Malheureusement, l’ascension du Hohneck n’est pas filmée, néanmoins le sommet l’est dans la quatrième partie « Auf der Spitze von Hoheneck (1361 Meter ü.d.M.) ». Arrivé à 1 361 mètres d’altitude, les touristes sélectionnent les cartes postales qu’ils vont acheter à l’auberge tenu par Philippe Bernez, afin de partager leur expérience de la randonnée. Ils peuvent par ailleurs profiter de la table d’orientation installée par le Club Alpin Français, parce que le Hohneck est majoritairement en territoire français. Du sommet, on peut contempler toute la plaine d’Alsace par beau temps (cf. chapitre 6).
La dernière partie « Nach Gérardmer (französische Seite). Umsteigen. Der nächste Zug wartet schon » relate le voyage en tramway du Hohneck à Gérardmer. Cette ligne ferroviaire relie Gérardmer au Hohneck via Retournemer et la Schlucht. Jusqu’à la veille de la Première Guerre mondiale, il n’existe aucune connexion ferroviaire transfrontalière entre les deux versants des Vosges. Le terminus de chaque ligne en partance de Gérardmer et de Munster s’arrête à la frontière. Nombre de touristes ayant fait l’ascension du col de la Schlucht puis du Hohneck par le versant oriental depuis Munster redescendent à pied, en automobile ou en tramway, de la montagne par le versant occidental vers Gérardmer, ville thermale et de villégiature, qui s’est récemment ouverte aux sports d’hiver naissants (cf. chapitre 6).

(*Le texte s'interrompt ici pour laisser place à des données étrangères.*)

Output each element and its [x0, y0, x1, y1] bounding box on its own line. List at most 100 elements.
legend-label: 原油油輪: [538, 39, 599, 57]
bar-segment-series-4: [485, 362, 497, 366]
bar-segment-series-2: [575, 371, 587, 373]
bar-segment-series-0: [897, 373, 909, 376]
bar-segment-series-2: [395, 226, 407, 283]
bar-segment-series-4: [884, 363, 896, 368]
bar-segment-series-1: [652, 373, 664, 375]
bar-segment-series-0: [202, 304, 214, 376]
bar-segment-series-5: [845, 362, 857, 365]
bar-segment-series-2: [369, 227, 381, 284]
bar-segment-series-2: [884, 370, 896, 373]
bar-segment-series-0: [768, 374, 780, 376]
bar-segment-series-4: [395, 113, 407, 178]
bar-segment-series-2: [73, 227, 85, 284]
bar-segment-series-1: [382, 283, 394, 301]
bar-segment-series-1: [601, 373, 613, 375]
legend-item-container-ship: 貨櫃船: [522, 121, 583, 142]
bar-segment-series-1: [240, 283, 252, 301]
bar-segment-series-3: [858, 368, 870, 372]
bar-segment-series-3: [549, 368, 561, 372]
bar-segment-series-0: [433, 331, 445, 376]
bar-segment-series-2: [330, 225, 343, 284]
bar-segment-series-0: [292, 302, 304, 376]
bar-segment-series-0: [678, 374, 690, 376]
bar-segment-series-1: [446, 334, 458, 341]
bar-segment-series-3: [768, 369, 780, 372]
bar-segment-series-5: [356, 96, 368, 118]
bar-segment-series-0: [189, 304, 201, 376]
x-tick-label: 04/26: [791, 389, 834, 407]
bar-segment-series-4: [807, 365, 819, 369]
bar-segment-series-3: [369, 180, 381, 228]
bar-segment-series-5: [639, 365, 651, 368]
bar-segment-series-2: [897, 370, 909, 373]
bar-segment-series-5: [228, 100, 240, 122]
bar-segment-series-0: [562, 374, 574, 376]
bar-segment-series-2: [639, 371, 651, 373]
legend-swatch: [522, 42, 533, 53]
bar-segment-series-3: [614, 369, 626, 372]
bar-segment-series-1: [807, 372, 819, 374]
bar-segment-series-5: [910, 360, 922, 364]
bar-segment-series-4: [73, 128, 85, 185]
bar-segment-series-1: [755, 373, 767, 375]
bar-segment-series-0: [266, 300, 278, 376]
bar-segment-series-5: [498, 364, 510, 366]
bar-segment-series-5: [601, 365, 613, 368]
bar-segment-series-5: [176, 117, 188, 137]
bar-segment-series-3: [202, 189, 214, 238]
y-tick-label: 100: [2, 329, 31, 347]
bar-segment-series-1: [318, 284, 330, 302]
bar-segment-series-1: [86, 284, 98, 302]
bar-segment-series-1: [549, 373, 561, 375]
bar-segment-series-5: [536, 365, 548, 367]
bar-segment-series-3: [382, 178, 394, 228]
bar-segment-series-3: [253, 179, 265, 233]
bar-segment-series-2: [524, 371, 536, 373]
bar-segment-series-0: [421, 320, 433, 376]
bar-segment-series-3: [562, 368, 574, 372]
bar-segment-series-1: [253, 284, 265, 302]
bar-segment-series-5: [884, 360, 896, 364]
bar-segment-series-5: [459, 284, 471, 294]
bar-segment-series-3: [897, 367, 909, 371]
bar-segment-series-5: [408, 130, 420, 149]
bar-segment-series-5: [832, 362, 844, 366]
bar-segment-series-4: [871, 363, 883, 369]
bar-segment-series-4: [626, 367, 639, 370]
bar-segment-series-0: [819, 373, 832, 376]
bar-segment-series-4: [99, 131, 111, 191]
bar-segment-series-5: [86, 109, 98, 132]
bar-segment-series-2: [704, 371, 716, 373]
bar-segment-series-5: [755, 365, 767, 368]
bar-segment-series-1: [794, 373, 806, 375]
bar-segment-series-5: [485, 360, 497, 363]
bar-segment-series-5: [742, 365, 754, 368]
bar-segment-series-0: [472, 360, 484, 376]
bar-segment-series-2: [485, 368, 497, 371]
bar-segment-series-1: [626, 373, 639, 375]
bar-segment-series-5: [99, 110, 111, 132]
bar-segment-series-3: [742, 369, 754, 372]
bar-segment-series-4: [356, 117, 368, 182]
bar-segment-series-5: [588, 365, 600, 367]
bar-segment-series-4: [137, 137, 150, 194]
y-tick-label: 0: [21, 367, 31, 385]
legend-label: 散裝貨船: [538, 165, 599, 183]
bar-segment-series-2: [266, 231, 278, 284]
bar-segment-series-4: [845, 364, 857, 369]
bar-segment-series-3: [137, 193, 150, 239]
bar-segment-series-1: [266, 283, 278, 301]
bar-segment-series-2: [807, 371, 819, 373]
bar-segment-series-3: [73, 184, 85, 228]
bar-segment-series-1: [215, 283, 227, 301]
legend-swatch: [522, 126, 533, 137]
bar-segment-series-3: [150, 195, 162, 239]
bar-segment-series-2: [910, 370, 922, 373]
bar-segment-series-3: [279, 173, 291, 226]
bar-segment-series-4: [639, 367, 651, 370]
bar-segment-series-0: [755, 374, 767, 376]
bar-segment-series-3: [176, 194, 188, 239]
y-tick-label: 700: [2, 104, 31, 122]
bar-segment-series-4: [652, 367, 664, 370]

Ce film est un document exceptionnel qui permet une entrée aux problématiques de construction de la souveraineté et des identités nationales par les acteurs locaux que nous abordons dans notre thèse. Il partage une expérience concrète du franchissement de la frontière, qui plus est, par quelqu’un ne relevant pas des administrations françaises ou allemandes.